Importantly, because this was not a randomized experiment, there’s a potential selection effect: it could be that more motivated individuals are the ones choosing to put down money, which might partly explain their better outcomes. The authors indeed cautioned that while voluntary commitment contracts were associated with greater weight loss, it’s unclear how much is due to the incentive itself versus the user’s pre-existing motivation [ibid.]. In other words, these tools attract people who are already determined, so success rates from user data may look high. Nonetheless, the fact that thousands willingly use these platforms and that those who raise the stakes tend to do better is consistent with the experimental evidence that commitment devices can be effective.

Yes, thank you. (Also eternal shame on StickK for intentional deception about this in their marketing copy back in the day.)

blah blah about how much commitment devices reduce smoking

Smoking Cessation: Commitment devices have also been applied to quitting smoking. A notable field experiment in the Philippines offered smokers a bank account (nicknamed CARES) where they could deposit money that would be forfeited if they failed a nicotine test after 6 months. Only about 11% of eligible smokers actually opted into this rigid contract (showing that many are wary of self-imposed penalties), but those who did showed significantly higher success in quitting (Put Your Money Where Your Butts Are). In fact, smokers randomly given the opportunity to use the commitment account were 3.4–5.7 percentage points more likely to pass a nicotine urine test at 12 months than those in a control group with no such option [ibid.]. This was a statistically significant increase in quit rates attributable to the commitment device. Although the overall uptake was low, this study provided direct causal evidence that a voluntary commitment contract can improve behavior change outcomes for those who choose to enroll.

It’s a bit more complicated than that but … UPDATE: never mind, our blog post about a different smoking cessation study. I don’t have an opinion about the claims about this earlier study.

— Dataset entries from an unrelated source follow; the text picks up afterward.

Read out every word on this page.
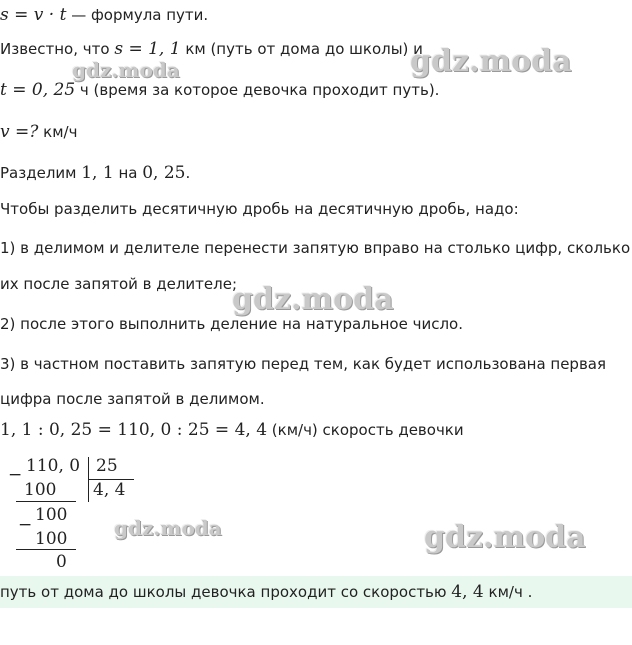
s = v · t — формула пути.
Известно, что s = 1, 1 км (путь от дома до школы) и
t = 0, 25 ч (время за которое девочка проходит путь).
v =? км/ч
Разделим 1, 1 на 0, 25.
Чтобы разделить десятичную дробь на десятичную дробь, надо:
1) в делимом и делителе перенести запятую вправо на столько цифр, сколько
их после запятой в делителе;
2) после этого выполнить деление на натуральное число.
3) в частном поставить запятую перед тем, как будет использована первая
цифра после запятой в делимом.
1, 1 : 0, 25 = 110, 0 : 25 = 4, 4 (км/ч) скорость девочки
− 110, 0 25
100 4, 4
− 100
100
0
путь от дома до школы девочка проходит со скоростью 4, 4 км/ч .
gdz.moda	gdz.moda
gdz.moda
gdz.moda	gdz.moda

Similar results have been seen in other incentive-based smoking studies – people offered a refundable deposit or loss incentive to quit often achieve higher short-term cessation rates than those given no incentives (or even those given equivalent reward-only incentives). As with weight loss, a pattern emerges: while the commitment is in force, success rates improve, but maintaining the behavior long-term can require sustained efforts or repeat commitments.

Productivity and Other Behaviors: In domains like work or academics, formal research is a bit sparser, but existing studies and observations support the efficacy of self-imposed commitments. For example, a classic study by Ariely

and Wertenbroch (2002) showed that when students were allowed to set their own deadlines for assignments (a form of commitment device), many students did set spaced deadlines rather than one last-minute deadline, and those who spaced out and self-imposed earlier deadlines performed better than those who did not (1333).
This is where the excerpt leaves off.